On benchmark choice, the Mosaic Eval Gauntlet was an internally curated suite, and the comparisons in the launch blog post used Databricks-run evals on competing models rather than the published numbers from those models' own papers. Independent reproductions of some scores produced lower numbers, and later analyses including the Artificial Analysis Intelligence Index put DBRX Instruct toward the lower end of the cohort once reasoning-tuned models entered the field. None of this implies dishonest reporting. It does mean the headline "DBRX beats GPT-3.5" claim was load-bearing on the specific benchmarks chosen.

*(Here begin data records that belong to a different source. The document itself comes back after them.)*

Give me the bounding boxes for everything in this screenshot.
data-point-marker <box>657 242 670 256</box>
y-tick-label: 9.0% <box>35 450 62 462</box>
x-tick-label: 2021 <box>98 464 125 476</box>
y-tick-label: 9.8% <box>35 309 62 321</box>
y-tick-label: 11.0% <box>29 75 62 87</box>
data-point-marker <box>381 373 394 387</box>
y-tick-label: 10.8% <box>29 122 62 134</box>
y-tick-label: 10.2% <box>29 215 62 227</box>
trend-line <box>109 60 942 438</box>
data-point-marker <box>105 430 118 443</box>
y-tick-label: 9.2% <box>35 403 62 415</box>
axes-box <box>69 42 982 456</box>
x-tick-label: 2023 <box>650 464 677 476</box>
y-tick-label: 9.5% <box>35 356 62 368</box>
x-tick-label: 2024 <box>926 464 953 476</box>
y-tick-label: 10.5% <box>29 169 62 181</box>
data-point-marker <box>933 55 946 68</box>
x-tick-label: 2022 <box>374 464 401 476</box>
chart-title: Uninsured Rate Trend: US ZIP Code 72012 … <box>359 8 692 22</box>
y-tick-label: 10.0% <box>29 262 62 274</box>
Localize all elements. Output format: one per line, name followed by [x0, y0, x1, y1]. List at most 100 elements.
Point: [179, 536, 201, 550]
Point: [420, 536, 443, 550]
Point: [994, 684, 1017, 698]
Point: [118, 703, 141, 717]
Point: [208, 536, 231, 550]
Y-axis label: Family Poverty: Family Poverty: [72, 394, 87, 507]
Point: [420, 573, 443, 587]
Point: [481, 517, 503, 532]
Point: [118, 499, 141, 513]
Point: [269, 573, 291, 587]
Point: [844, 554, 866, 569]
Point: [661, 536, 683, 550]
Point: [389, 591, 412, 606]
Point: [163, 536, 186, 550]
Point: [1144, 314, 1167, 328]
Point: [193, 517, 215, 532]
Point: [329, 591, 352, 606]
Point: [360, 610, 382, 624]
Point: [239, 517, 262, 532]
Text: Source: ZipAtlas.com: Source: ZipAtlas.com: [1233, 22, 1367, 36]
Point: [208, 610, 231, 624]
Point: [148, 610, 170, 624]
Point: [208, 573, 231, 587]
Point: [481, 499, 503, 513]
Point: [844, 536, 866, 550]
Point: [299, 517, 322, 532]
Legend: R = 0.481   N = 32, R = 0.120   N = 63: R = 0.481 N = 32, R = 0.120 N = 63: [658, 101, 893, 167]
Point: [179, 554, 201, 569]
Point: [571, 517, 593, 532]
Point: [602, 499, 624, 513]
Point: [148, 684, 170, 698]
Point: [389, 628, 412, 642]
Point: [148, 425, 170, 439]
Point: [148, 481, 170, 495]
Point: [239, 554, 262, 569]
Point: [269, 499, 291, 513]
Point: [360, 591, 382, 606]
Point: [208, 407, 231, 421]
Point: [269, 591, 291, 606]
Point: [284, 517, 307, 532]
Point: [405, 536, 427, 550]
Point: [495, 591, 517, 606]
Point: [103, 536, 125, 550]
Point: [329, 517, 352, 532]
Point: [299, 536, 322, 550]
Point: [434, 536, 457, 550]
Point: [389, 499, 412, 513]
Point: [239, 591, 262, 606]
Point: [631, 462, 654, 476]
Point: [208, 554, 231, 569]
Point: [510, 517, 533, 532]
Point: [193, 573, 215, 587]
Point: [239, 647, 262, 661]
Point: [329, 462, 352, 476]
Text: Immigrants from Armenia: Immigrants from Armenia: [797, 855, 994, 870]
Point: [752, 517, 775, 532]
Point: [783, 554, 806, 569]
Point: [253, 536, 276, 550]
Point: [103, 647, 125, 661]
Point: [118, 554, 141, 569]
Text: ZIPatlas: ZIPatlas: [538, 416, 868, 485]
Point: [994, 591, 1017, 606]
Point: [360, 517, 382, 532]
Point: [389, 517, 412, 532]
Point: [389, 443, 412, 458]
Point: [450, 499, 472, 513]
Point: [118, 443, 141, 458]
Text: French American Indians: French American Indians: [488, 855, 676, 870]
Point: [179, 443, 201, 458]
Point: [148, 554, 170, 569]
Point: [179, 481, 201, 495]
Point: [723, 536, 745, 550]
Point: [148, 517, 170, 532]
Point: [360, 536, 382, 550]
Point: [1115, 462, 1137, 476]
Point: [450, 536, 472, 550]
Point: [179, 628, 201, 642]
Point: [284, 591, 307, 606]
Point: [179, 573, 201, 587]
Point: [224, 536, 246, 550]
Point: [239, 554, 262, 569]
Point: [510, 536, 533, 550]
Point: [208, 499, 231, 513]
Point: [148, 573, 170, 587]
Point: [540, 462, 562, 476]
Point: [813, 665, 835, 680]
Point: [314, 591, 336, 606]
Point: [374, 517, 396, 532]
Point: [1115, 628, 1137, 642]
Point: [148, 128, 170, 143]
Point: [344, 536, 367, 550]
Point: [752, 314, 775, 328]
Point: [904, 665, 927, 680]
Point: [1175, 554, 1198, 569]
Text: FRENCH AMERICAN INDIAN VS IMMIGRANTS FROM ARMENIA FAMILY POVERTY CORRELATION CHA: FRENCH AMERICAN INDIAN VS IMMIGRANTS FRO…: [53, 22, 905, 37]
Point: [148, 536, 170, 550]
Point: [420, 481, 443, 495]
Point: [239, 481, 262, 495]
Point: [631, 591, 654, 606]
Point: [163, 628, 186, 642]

On the tokenizer, the choice of the GPT-4 BPE was practical but had ergonomic costs for the open ecosystem. Tooling that was built around the LLaMA or GPT-NeoX vocabularies needed adaptation to consume DBRX, and direct token-count comparisons against Llama-tokenizer models on the same input string were misleading. Some observers thought the choice was as much marketing (so that price-per-token comparisons against OpenAI looked clean) as engineering, since the GPT-4 vocabulary is not unambiguously better than alternatives on all data.
On deployability, the 132 billion parameter total weight made self-hosting difficult for typical users. Even with 36 billion active parameters per token, the model's weights had to fit somewhere, and the cheapest home GPU configurations could not run it. This made the open release more useful as a research artifact and a Databricks marketing statement than as a model that downstream developers actually ran themselves. Quantized GGUF versions of DBRX appeared on Hugging Face within a few weeks of release, which brought the memory requirement down enough to run on a high-end workstation, but inference speed in those configurations was slow enough that the model remained more of a curiosity than a practical local option for most users. The dynamic was different for enterprise users on Databricks itself, who could rent a managed endpoint and avoid the hardware question entirely.
A softer critique, voiced in some research community discussion, was that DBRX did not contribute much new technical knowledge. The fine-grained MoE design had been described in earlier papers, the curriculum learning approach had appeared in concurrent work, and the data curation methods were not published in any reproducible form. That meant DBRX functioned as a demonstration that a particular set of choices worked at scale rather than as a paper that taught the field something new. Compared to releases like DeepSeek V2's multi-head latent attention or Llama 4's interleaved dense and sparse layers, both of which were accompanied by detailed technical writeups, DBRX's research footprint was relatively light.